Montag, 9. September 2013

Die Abfallentsorgung im antiken Rom


Das antike Rom als "übelriechenden Schweinestall" zu bezeichnen, mag etwas überzogen erscheinen, doch völlig falsch ist der Vergleich nicht. Aquädukte hin, Kanalsystem her, größere Teile des täglich anfallenden Unrats landeten unweigerlich auf der Straße. Viele Römer verspürten beispielsweise einfach keine Lust, ihren Nachttopf an den dafür vorgesehen Plätzen zu entleeren; lieber schüttete man den Inhalt aus Bequemlichkeit in eine dunkle Ecke oder aus dem Fenster (Juvenal, Satiren III). Der Jurist Papinian erwähnt in einem ähnlichen Zusammenhang sogar Aufseher (astynomoi), die darauf achteten sollten, dass kein Müll auf die Straße geworfen wird (Digesten 43,10).

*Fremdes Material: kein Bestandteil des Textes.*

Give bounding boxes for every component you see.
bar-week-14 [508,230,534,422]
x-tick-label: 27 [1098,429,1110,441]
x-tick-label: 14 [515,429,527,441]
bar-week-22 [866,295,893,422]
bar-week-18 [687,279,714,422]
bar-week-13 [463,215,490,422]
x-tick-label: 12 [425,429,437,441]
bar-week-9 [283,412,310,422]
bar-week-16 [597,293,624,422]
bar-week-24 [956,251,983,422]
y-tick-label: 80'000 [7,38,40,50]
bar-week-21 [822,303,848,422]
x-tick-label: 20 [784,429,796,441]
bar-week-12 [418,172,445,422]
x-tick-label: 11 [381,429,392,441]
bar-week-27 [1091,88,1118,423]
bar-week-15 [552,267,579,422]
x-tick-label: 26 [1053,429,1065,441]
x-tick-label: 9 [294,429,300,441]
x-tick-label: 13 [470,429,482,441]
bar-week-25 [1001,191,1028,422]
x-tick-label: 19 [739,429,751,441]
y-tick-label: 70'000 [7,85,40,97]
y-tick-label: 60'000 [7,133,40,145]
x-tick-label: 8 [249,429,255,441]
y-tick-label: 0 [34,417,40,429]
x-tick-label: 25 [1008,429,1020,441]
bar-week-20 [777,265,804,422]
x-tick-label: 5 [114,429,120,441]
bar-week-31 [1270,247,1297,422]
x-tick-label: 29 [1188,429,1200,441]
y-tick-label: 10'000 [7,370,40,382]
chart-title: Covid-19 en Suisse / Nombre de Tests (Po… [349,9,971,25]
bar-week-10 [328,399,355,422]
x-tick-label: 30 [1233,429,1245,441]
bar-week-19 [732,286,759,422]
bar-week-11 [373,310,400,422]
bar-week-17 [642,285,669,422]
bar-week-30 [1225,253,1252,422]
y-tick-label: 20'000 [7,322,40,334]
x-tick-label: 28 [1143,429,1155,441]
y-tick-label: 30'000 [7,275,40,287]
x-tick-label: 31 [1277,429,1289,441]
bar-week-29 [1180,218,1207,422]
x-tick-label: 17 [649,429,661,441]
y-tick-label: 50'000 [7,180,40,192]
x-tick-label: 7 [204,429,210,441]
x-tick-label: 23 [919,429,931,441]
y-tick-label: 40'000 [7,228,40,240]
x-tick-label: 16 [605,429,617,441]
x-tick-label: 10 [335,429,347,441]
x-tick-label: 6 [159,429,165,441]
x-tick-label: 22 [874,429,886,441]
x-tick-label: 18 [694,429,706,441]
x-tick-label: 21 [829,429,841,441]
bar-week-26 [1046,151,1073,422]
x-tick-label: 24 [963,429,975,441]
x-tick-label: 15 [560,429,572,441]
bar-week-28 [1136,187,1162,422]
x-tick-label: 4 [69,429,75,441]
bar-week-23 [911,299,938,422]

Ob es in Rom so etwas wie eine offizielle Müllabfuhr gab, ist ungewiss. Höchstwahrscheinlich dürften jedoch städtische Beamte wie die Aedilen  bzw. die Viermännerkomission für Straßenbelange (quattuorviri viis in urbe purgandis, später quattuorviri viis viarum curandarum) zumindest die Entfernung des gröbsten Abfalls organisiert haben (Plautus, Stichus 2.2).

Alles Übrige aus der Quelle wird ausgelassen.